The ill-treatment by the 10-12 Serbian police officers -pointing guns at the respondent and screaming “don’t move”- constitutes degrading treatment contrary to Art. 3 ECHR: where an individual is confronted with police officers, “any recourse to physical force which has not been made strictly necessary by the person’s conduct diminishes human dignity” (ECtHR, Bouyid v. Belgium [GC], App no. 23380/09, 2015, §§ 81-90 and 101). The collection and burning of the group’s personal belongings (food, tents, bags, pots, jackets etc.), is a clear breach of people’s right to property and integrity of their belongings as set forth in Art. 1 Protocol 1 ECHR.
The arrest and subsequent detention of the respondent infringes her right to liberty and freedom from being detained arbitrarily, Art. 5 ECHR. The prohibition of arbitrary detention is an absolute and non-derogable norm of customary international law (CCPR/C/GC/35, § 66). The respondent was detained without charge, neither during the arrest nor while at the police station did the officers inform the respondent of the reason for her detention.

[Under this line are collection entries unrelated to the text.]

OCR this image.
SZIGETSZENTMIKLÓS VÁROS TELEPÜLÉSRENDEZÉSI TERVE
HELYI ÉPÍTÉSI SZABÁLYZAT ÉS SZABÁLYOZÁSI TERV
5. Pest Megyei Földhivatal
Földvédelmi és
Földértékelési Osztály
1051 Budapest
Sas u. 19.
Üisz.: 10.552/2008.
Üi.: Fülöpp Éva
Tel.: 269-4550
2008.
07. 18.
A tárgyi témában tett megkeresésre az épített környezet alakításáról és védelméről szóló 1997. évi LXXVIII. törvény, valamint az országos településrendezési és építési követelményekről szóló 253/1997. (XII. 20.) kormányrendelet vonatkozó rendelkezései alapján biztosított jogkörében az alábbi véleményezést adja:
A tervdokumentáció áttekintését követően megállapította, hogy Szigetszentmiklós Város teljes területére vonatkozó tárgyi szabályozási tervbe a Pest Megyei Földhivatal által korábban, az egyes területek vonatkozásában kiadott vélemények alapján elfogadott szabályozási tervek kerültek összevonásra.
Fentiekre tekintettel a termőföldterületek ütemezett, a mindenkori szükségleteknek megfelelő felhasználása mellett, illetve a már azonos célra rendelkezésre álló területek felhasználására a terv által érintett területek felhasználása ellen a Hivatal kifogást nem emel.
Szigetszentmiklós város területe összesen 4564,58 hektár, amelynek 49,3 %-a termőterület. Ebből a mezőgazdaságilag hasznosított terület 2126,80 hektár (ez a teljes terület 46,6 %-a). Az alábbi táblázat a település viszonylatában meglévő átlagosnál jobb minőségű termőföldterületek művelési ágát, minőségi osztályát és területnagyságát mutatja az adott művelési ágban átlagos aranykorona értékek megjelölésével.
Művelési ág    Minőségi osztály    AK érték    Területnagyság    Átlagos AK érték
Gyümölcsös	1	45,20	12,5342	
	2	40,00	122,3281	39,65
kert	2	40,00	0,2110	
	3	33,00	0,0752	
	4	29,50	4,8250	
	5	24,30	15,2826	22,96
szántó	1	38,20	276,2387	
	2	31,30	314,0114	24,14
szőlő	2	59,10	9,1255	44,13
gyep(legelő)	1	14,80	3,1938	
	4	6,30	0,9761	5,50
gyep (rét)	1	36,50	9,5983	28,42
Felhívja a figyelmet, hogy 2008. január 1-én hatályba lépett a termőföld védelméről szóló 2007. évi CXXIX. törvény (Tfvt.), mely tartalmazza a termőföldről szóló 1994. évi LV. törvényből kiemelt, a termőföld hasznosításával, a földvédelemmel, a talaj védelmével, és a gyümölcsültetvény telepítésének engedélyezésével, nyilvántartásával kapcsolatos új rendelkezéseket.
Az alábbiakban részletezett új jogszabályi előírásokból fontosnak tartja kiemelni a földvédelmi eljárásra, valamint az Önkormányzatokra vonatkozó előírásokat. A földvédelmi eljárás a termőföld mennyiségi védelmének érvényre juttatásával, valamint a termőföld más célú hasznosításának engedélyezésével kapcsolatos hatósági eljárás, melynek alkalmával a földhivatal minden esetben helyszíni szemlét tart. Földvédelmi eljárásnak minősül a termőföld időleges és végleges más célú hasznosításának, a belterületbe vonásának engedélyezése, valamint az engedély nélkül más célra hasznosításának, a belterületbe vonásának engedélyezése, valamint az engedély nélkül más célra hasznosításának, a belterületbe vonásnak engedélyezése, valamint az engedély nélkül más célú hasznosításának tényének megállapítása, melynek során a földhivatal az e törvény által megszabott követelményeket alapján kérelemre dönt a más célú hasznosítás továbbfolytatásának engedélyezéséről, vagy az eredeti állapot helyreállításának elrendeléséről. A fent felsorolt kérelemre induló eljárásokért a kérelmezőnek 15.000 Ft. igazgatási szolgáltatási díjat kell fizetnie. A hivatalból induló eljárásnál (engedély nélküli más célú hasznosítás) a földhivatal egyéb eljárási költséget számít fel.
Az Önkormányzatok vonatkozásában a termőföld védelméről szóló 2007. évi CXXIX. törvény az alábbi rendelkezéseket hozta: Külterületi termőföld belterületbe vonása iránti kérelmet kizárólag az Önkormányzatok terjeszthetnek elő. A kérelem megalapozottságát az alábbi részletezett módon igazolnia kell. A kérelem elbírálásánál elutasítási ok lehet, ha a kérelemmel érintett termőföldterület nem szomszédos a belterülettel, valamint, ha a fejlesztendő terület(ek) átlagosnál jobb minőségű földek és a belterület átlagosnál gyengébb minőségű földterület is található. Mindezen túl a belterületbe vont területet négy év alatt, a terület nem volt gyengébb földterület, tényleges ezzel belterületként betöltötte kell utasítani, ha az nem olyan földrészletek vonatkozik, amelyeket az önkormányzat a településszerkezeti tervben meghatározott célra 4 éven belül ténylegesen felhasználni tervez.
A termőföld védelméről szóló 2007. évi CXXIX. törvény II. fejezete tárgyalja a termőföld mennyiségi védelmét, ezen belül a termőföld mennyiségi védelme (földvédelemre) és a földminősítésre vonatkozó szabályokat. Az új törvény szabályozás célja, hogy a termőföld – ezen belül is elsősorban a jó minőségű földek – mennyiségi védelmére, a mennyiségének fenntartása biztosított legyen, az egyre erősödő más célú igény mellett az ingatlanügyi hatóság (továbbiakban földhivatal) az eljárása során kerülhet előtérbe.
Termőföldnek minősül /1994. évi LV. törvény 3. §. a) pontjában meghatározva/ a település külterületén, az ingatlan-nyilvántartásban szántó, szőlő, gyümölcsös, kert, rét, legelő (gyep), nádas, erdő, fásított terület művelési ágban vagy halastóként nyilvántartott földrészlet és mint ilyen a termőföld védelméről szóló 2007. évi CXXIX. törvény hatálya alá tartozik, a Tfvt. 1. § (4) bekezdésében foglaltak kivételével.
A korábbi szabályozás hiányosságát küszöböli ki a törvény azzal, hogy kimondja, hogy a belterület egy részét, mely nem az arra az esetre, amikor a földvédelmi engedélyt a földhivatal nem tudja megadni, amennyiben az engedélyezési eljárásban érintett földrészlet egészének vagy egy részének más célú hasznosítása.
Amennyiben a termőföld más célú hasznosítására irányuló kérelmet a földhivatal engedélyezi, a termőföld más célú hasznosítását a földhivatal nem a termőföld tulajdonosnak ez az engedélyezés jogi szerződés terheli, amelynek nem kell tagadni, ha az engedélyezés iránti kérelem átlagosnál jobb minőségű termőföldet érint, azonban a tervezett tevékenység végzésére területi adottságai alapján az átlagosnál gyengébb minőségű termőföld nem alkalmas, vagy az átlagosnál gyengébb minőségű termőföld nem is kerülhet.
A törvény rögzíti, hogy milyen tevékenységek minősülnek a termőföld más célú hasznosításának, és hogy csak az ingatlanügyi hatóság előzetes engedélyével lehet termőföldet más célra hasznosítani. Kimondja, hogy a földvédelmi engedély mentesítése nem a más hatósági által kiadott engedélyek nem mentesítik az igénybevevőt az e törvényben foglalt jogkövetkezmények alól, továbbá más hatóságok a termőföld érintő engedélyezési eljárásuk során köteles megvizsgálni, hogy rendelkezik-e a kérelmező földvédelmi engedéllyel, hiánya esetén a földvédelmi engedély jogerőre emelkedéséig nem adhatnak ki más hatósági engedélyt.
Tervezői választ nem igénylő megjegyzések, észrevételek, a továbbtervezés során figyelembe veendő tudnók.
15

Criminalising “irregular” migration is not a legitimate justification for the use of immigration detention (A/HRC/7/4, § 53) and has in this case led to the respondent’s arbitrary detention and deprivation of liberty.
Conditions of detention, also within the context of migration, must be compatible with respect for human dignity; the health and well-being of the detainees must be adequately secured. The respondent was detained together with 15 people in a room the size of a van without being able to move and the officers refused to give them food and water or access to the toilet. The detention in cramped, unsanitary conditions without access to basic necessities like food, water and toilets infringes the prohibition of degrading treatment, Art. 3 ECHR.
Serbia is not an EU member state where fingerprints of People on the Move are collected for the EURODAC database and where PoM may be under a duty to cooperate. Without any charge or suspicious conduct by the respondent, the forced fingerprinting at the police station is an invasion of privacy contrary to Art. 8 ECHR.
Since three individuals of the group were minors, Serbia also acted in violation of Art. 3, Art. 19, 37 and Art, 39 CRC.